Il les conduisit dans la spirale des escaliers jusqu’à ses quartiers où il les poussa avant d’entrer lui-même. Il verrouilla de nouveau sa porte, avec ostentation – on ne pouvait laisser la fille s’imaginer qu’elle s’en tirerait avec un baiser, n’est-ce pas –, et remit ses clés de même à sa ceinture. Puis il se tourna vers Ana. Elle contemplait le prisonnier, avec une expression perplexe.
Puis : « Oh ! Vous êtes Erol Bardson, le cousin du roi. Le traî… »
Flinn Ogson l’attrapa par la main sans lui laisser le temps d’en dire plus, et la tira vers sa chambre à coucher. « Attendez-moi », lança-t-il par-dessus son épaule au prisonnier.
« Oh, j’attendrai, dit Erol Bardson. Il y a trois mois que j’attends, je suis sûr que je peux encore attendre dix minutes. »
Le gardien du donjon se retourna : « Ça prendra plus de temps que ça », protesta-t-il. Il était offensé.
« J’en doute. » Le noble s’empara de la chaise du gardien, posa ses bottes sales sur la table et se balança d’avant en arrière. Il pouvait voir sous la table le flacon et le gobelet. Tandis que Flinn Ogson disparaissait dans l’autre pièce, une main sur la large croupe de la servante, il prit les objets mal dissimulés et se servit.
*
* *
« Personne ne vous a vu ? demanda Auda.
— Non.
— Et les corps ?
— Jetés depuis la latrine dans le vaste Océan du Nord. » Il s’était d’abord débarrassé du gardien, puis avait pris son temps avec la fille qui, pensant que cela lui vaudrait la vie sauve, avait été très accommodante, du moins au début. Ses lèvres se retroussèrent à ce souvenir. « Ils nourrissent la Némésis, maintenant, plaisanta-t-il.

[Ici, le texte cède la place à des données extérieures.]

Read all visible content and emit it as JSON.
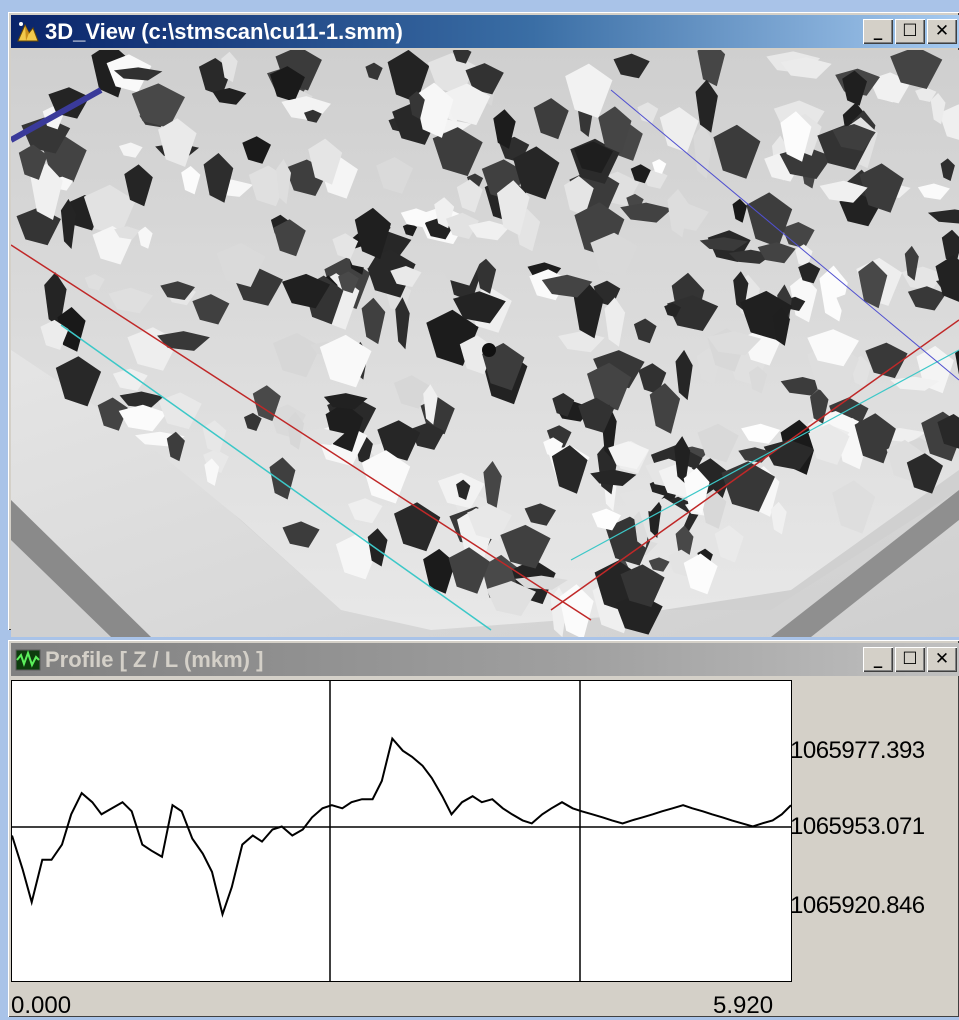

— Chut ! » Auda esquissa un signe contre les mauvais sorts. « Il y a bien trop de sorcellerie en ce monde sans en invoquer davantage. Peut-être aurons-nous l’occasion de l’en purifier, vous et moi, une fois tout cela accompli. De rendre le royaume à ses pures racines nordiques. »
Erol Bardson arqua les sourcils en regardant la reine-mère. « Pardonnez-moi, Dame, dit-il à mi-voix, si je perçois une certaine ironie dans la situation. Rechercher l’aide de vos plus mortels ennemis semble une manière bizarre de restaurer la lignée royale eyraine. » Il arrêta d’un geste de la main la réplique acérée : « Non que je m’en plaigne. Je suis plus qu’heureux d’accepter votre commission, et le trône aussi, par la suite, si vous le voulez bien. »
Auda remua dans son siège, mal à l’aise. « Peut-être comme régent, rétorqua-t-elle avec raideur. Nous devons voir comment tomberont les osselets. »
Elle lui fit signe de la suivre sur le balcon, une solide affaire de granit surmontée d’une balustrade hérissée de pointes métalliques. Trois corbeaux de fer ornaient les plus proéminentes. Ils étaient ouvragés, chaque plume gravée avec le plus grand soin. Puis l’un d’eux hocha la tête, émit un croassement bas et vola jusqu’à la main tendue de la reine-mère.
« Ah, Mémoire, dit-elle à mi-voix. Tu as toujours été le plus audacieux. »
Elle se tourna vers le duc de Vastelande.
« Mémoire mérite son nom. Envoyez-le-moi lorsque vous aurez besoin de pénétrer en secret dans la cité. Je verrai à ce qu’on vous laisse entrer, vous… et vos alliés. »
Elle lui tendit le corbeau. Celui-ci pencha la tête de côté et fixa sur Erol Bardson un petit œil luisant évaluant le jus exquis qu’il pourrait tirer d’un globe oculaire à portée de bec.
Erol, avec dégoût, tint le corbeau à bout de bras pour l’écarter.
15. Tourments et Miracles
Tanto Vingo regardait la cour par la fenêtre, se gorgeant de cette perspective parfaite – les pavés anciens usés par le temps, les élégants pots de terra-cotta débordant de fleurs éclatantes, la vigne vierge et les bougainvilliers qui retombaient sur la maçonnerie d’un délicat rose orangé, l’élégante fontaine de marbre façonnée des siècles plus tôt par Firo, le plus grand sculpteur de son époque. Et trente femmes nomades que fouettaient ses gardes les plus sûrs.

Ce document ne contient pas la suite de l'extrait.